The encoder builds a representation of the input; the decoder uses masked and cross-attention to generate output.
How This Maps to Modern LLMs
Different model families use different parts of this architecture:
- Encoder-only models like BERT use only the encoder stack. They produce rich bidirectional representations and excel at understanding tasks — classification, NER, question answering.
- Decoder-only models like GPT, Phi, and LLaMA use only the decoder stack with masked self-attention. They predict the next token and excel at generation.
- Encoder-decoder models like T5 use both, which suits sequence-to-sequence tasks such as translation and summarization.

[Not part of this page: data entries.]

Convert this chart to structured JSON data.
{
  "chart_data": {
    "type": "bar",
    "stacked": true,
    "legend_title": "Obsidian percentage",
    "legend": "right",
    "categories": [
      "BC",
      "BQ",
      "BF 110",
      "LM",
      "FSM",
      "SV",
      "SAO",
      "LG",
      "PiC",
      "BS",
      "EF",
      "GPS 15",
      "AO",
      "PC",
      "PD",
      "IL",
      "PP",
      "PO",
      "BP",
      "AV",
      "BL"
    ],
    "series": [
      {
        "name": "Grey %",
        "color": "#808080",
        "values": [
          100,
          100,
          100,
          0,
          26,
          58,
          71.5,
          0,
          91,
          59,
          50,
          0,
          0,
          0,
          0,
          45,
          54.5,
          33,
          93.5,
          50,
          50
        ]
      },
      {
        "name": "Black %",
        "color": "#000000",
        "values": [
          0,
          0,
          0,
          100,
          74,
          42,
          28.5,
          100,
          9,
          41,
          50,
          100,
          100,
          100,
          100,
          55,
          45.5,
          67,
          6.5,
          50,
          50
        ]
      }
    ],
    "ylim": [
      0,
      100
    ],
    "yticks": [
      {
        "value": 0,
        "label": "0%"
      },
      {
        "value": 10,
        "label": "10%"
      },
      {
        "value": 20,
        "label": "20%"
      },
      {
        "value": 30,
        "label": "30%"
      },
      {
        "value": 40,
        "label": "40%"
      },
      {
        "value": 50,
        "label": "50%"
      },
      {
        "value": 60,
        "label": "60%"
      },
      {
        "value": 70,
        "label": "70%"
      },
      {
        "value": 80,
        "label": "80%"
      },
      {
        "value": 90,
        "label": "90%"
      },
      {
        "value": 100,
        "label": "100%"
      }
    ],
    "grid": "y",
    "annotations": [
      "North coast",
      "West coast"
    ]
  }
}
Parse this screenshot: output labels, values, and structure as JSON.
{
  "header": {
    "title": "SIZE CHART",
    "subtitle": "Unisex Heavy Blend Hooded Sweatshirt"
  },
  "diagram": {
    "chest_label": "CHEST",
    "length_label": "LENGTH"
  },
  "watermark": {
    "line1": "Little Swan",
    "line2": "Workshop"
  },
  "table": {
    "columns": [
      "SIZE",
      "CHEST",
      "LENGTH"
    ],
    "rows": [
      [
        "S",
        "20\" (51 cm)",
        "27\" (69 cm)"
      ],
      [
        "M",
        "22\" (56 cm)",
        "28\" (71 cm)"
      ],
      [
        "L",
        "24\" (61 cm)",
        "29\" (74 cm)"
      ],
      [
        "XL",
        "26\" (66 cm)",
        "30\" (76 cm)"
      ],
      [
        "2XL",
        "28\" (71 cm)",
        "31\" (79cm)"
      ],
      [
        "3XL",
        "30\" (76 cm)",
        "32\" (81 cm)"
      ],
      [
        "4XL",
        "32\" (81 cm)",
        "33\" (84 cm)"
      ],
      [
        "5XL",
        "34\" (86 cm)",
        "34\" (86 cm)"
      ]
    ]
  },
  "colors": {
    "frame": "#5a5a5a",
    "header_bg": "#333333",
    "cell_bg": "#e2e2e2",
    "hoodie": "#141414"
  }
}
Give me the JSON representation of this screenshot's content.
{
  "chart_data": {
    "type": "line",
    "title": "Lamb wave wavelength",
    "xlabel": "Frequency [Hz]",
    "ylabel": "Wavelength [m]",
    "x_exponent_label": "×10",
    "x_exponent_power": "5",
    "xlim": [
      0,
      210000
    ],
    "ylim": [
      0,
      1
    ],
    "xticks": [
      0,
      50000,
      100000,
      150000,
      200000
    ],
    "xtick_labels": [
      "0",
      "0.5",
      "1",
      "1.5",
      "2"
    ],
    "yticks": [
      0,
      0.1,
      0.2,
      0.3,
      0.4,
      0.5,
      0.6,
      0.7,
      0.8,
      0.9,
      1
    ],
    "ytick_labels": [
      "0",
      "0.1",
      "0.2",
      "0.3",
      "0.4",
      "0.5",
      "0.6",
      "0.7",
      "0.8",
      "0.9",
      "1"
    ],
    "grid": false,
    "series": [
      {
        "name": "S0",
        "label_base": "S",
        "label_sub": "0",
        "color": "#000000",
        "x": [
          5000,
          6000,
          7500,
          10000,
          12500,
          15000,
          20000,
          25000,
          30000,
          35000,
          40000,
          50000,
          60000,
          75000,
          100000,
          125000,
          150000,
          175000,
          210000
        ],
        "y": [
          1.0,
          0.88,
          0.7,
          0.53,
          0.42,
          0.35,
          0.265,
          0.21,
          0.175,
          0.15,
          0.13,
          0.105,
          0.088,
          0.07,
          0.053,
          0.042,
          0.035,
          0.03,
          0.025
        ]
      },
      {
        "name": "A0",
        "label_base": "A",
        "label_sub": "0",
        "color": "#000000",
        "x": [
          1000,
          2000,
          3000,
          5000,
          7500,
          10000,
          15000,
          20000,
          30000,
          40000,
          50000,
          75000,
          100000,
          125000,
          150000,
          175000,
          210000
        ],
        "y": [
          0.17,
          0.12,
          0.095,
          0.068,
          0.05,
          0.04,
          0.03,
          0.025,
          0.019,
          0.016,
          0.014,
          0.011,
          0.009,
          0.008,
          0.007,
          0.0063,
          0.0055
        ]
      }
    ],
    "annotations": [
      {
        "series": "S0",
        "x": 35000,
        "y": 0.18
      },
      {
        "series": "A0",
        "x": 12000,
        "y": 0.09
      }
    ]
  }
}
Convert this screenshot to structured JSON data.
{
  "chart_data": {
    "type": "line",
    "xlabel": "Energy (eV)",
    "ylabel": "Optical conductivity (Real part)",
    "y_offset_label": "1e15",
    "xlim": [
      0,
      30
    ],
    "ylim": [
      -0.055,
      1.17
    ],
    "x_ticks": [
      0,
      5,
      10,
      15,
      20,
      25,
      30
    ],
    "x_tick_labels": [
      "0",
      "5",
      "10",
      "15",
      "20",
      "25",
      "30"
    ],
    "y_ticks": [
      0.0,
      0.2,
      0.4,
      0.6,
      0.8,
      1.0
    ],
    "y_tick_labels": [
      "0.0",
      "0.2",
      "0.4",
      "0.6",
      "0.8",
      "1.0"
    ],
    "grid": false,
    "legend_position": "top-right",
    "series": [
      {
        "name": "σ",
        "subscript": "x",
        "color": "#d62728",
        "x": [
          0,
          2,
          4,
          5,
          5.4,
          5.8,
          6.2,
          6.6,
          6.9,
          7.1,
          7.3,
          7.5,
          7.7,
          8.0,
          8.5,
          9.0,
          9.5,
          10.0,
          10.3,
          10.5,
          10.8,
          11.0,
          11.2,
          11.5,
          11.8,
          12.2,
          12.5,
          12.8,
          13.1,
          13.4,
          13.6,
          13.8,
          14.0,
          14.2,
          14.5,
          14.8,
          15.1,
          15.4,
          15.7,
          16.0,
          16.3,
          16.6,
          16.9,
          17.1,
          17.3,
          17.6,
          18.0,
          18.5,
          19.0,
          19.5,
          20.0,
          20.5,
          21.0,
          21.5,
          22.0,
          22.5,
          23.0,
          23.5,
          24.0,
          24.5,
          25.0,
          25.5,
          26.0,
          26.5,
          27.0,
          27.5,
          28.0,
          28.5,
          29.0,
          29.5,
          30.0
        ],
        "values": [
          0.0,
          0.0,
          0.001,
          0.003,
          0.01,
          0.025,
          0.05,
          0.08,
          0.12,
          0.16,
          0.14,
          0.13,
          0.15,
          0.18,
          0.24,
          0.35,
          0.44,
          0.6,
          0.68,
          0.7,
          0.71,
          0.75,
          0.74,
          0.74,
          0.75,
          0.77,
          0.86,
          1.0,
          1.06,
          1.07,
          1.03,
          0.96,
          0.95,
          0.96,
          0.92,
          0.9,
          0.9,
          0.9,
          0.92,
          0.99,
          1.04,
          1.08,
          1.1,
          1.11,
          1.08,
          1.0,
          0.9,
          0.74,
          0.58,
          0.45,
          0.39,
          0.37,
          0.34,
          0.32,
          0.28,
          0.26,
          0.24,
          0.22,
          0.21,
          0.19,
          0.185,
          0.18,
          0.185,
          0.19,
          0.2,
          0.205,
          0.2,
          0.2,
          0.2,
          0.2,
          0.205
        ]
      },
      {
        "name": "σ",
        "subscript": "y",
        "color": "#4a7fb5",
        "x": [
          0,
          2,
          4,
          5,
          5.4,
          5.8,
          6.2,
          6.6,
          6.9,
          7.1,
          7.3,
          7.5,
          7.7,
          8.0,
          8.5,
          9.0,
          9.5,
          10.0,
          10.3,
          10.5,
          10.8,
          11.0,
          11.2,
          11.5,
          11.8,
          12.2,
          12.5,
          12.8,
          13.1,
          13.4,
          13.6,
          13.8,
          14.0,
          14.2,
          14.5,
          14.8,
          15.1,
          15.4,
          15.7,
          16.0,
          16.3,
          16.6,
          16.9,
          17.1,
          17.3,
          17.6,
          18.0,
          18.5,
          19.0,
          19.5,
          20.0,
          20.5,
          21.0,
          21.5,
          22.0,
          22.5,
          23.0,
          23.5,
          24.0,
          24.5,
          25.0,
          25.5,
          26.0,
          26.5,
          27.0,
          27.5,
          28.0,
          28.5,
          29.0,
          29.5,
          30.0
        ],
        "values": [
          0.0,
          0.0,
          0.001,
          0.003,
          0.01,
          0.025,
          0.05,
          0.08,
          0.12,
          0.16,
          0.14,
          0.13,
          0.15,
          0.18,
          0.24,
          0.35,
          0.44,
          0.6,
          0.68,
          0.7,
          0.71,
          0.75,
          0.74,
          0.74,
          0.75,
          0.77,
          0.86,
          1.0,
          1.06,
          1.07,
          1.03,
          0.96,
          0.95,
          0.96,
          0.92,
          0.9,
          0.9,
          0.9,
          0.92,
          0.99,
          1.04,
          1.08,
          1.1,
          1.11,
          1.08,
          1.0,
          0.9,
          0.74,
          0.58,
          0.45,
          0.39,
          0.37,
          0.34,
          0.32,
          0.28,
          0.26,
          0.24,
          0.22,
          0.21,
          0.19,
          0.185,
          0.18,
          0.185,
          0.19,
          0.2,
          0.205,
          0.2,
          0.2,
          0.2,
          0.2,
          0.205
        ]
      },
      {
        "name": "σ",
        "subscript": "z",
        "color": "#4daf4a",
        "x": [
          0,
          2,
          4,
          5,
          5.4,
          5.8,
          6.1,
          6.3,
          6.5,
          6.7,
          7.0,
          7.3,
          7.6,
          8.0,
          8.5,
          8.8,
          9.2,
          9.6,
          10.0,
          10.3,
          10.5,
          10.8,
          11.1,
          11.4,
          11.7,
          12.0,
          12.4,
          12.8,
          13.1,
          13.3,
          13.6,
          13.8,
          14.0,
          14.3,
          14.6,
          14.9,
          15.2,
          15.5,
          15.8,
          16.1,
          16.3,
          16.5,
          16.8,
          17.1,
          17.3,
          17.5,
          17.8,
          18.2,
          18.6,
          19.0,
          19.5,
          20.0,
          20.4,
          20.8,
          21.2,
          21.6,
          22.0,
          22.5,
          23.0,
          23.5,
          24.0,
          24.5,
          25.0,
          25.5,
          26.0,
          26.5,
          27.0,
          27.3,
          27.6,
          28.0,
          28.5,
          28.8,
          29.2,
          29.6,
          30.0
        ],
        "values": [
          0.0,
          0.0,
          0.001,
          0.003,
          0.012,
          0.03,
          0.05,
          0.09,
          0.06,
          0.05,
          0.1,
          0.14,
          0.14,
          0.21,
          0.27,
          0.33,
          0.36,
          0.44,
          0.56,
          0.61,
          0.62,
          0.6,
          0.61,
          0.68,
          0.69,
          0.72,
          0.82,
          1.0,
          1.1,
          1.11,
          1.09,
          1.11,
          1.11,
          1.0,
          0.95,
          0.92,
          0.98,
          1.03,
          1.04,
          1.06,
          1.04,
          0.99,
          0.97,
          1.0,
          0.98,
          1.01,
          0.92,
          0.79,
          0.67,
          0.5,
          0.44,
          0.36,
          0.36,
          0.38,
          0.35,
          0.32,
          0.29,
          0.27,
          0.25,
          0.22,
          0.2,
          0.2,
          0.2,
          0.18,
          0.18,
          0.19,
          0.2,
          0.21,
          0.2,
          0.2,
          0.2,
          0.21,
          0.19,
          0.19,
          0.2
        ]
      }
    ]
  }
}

Every one of these is pretrained on enormous text corpora and then fine-tuned for specific tasks — the workflow the rest of this series puts into practice.
Summary
Transformers replaced recurrent networks by swapping sequential processing for self-attention, which connects every token to every other token directly. That change unlocked parallel training, long-range dependency capture, and the pretrain-then-fine-tune paradigm.
The pipeline is consistent: tokenize text, embed tokens, add positional information, apply multi-head self-attention through encoder and/or decoder stacks, and read out a representation or a generated sequence. With this foundation, you are ready to look inside specific models — starting with BERT's architecture and fine-tuning.